Fliegen mit gestutztem Flügel

von kulturvollzug

Foto: Leonardo Fiorini

Das Tanzprojekt not made for flying vom italienischen Ensemble déjà donné spielt mit Schwerkraft und Bodenhaftung zugleich. Im Rahmen des Dance-Festivals 2010 fand die Uraufführung in München statt. Überschattet wurde die mitreißende Vorstellung von der Verletzung einer Tänzerin.

Wie weit kannst du gehen und wie hoch kannst du kommen? Die Choreographen Simone Sandroni (I) und Lenka Flora (CZ) thematisieren die endlosen Versuche des Menschen die Schwerkraft zu überwinden. Mit der nackten Hand skizzieren die Tänzer von déjà donné Linien - schaffen sich einen Raum. Verblüffend mühelos nehmen sie diese Linien dann in ihre Choreographie auf. „Bewegung hört nie auf“, sagt Sandroni. Wie Vögel scheinen die Tänzer zu schweben. Die Bindung zur Erde, zu ihrem Ursprung und ihrem Zentrum überwinden sie aber dennoch nicht. Alle Teile des Körpers streben nach oben, werden aber gleichzeitig nach unten gezogen.

Welche Bedeutung hat dieser Bodenkontakt? Auch damit beschäftigen sich die beiden Choreographen in ihrem zweijährigen Tanzprojekt. Schüler aus Tanzausbildungsstätten in ganz Europa haben sich dafür dem italienischen Ensemble déjà donné angeschlossen.

Foto: Leonardo Fiorini

Die Zusammenarbeit mit den Profis soll Auszubildenden die Möglichkeit geben, Bühnenerfahrung zu sammeln. Gemeinsam suchen sie die Grenzen der Schwerkraft und die Bedeutung der Bodenhaftung. Losgelöst und unbeschwert füllen die Tänzer den Raum aus, der sich, abgegrenzt durch weiβes Klebeband, immer wieder in seinen Maßen ändert. Dann aber wirft sie die Realität buchstäblich zurück auf den Boden, an dem sie haften und mit dem sie verwurzelt sind. Mit unnatürlich scheinenden Bewegungen, bis nahe an die Verrenkung.

Und plötzlich wird in der Uraufführung der Bodenkontakt zu einer schmerzhaften Erfahrung. Die italienische Profitänzerin Martina La Ragione trifft nach einem Partnerteil unsanft auf dem Boden auf. Sie erhebt sich, hält sich die Schulter und verlässt die Tanzfläche. Fast unbemerkt. Draußen aber wartet der Notarzt. Der Nerv scheint heil, nichts gebrochen, die Schulter allerdings ausgekugelt. Tränen, Enttäuschung, Betroffenheit am Abend der Uraufführung.

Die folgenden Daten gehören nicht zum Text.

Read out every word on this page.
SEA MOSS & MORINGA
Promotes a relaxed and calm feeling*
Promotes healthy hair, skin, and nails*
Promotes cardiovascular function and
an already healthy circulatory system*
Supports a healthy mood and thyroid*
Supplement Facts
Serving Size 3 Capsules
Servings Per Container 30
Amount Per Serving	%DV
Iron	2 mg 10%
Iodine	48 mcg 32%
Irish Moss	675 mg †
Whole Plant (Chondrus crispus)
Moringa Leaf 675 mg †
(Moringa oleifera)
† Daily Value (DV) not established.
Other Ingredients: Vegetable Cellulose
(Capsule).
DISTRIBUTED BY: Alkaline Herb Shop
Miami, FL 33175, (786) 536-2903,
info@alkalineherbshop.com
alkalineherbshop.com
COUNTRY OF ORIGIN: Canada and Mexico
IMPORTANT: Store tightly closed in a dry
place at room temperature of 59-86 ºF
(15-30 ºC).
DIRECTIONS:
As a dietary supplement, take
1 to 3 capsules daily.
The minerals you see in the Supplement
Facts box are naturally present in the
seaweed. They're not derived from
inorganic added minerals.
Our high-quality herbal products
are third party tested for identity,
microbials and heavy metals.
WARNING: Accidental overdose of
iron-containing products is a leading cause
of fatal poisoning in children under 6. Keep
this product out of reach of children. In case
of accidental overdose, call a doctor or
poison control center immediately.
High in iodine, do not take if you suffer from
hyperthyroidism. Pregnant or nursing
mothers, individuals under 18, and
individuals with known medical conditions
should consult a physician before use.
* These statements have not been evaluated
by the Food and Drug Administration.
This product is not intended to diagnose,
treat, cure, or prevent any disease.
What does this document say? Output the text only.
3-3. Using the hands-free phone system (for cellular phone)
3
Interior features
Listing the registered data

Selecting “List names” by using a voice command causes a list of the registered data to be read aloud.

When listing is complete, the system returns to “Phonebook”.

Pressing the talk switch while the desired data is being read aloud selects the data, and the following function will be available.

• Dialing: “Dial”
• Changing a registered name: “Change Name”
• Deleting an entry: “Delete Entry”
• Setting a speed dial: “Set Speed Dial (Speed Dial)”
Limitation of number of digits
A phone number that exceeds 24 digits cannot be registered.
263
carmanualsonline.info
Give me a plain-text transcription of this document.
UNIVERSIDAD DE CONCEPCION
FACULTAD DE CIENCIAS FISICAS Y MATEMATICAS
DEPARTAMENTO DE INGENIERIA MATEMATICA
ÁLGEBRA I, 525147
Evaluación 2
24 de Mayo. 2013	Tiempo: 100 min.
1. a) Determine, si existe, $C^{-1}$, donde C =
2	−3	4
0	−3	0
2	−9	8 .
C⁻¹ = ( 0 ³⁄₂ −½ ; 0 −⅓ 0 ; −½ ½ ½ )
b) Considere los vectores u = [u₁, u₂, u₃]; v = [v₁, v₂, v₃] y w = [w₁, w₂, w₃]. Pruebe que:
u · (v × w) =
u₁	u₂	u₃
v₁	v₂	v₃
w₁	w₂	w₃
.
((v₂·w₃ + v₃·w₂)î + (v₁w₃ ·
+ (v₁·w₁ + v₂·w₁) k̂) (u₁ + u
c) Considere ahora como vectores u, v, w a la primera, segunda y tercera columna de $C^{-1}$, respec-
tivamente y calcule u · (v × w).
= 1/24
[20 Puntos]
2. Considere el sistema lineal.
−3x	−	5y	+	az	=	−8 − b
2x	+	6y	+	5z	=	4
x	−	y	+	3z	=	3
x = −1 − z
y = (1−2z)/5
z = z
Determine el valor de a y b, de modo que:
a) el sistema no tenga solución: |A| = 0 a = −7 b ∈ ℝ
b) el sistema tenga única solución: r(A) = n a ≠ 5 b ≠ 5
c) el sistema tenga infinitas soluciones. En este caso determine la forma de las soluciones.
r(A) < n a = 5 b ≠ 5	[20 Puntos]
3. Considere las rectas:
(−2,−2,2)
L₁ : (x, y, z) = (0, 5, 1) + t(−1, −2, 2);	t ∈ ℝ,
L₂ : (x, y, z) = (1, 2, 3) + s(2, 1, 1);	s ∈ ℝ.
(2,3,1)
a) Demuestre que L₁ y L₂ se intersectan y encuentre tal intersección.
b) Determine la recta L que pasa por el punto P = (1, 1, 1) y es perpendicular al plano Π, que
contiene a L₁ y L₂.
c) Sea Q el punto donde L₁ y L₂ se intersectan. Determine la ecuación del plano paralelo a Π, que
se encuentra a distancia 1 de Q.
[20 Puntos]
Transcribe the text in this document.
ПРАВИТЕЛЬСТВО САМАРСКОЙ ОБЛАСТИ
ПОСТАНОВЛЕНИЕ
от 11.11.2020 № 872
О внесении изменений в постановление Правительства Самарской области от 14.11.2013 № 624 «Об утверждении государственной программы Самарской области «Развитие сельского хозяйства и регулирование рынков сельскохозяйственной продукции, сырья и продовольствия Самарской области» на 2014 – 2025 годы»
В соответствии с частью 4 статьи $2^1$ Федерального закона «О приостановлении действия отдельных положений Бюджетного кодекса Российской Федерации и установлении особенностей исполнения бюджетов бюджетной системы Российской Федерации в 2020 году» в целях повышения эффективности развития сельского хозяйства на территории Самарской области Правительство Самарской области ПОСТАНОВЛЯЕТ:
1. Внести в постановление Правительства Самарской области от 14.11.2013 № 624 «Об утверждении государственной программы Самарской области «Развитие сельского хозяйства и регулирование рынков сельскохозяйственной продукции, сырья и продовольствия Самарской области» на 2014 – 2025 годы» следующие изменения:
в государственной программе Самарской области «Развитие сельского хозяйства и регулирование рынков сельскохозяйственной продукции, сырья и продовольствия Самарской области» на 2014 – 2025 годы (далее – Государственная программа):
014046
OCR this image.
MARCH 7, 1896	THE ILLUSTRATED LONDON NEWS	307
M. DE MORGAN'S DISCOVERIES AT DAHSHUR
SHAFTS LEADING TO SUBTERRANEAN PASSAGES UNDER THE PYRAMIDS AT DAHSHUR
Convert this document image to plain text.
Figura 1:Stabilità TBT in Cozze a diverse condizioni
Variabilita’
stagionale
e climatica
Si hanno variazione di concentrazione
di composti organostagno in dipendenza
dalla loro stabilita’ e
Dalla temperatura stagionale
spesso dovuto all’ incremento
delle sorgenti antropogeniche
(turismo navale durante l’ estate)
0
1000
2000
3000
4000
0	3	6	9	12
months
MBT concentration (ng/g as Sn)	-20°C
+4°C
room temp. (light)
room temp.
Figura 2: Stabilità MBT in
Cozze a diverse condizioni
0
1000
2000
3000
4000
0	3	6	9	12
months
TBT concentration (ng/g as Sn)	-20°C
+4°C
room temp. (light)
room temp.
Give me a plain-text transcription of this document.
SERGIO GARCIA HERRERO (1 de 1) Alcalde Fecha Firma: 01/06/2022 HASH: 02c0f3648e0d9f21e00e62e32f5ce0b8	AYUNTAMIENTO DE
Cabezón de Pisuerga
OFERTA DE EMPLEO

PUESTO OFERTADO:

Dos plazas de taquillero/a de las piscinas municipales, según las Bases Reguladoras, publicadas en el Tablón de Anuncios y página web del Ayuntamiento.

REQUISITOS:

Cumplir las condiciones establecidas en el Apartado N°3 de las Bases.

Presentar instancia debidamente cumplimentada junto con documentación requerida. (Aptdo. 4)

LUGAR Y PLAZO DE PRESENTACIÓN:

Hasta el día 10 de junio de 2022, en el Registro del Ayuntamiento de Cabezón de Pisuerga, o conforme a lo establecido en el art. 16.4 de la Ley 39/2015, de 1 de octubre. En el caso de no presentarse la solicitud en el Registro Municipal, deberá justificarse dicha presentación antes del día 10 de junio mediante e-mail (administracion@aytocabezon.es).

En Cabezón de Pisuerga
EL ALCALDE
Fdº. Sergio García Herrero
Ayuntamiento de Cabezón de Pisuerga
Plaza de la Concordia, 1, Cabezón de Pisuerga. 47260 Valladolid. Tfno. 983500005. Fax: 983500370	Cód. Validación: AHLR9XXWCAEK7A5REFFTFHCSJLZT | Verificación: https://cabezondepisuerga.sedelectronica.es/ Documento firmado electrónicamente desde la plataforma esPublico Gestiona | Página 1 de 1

„What would happen if i’ld sing on the moon, where gravity is much higher than on earth?“ fragt eine Tänzerin des Ensembles zu diesem Zeitpunkt auf der Bühne. Die anderen heben sie in die Höhe, doch bald wird sie zur Erde zurückgezogen. Sandroni beschreibt den Prozess als „verlorengehen und sich wiederfinden“. Die Botschaft der Vorstellung macht also durchaus Mut. Auch am Boden hat man Spielraum, es gilt ihn zu nutzen. Aufeinander bezogene Bewegungen, synchron, mit Körperkontakt oder isoliert, „not made for flying“ überzeugt durch Dynamik und Emotion. Mit einem Funken Selbstironie und italienischem Charme ist die Choreographie mitreißend und bietet intensiven körperlichen Einsatz. Sie endet mit dem gleichmäßigen Keuchen der Tänzer, die den Kampf gegen die Schwerkraft zwar nicht gewonnen, dafür aber zu sich selbst gefunden haben.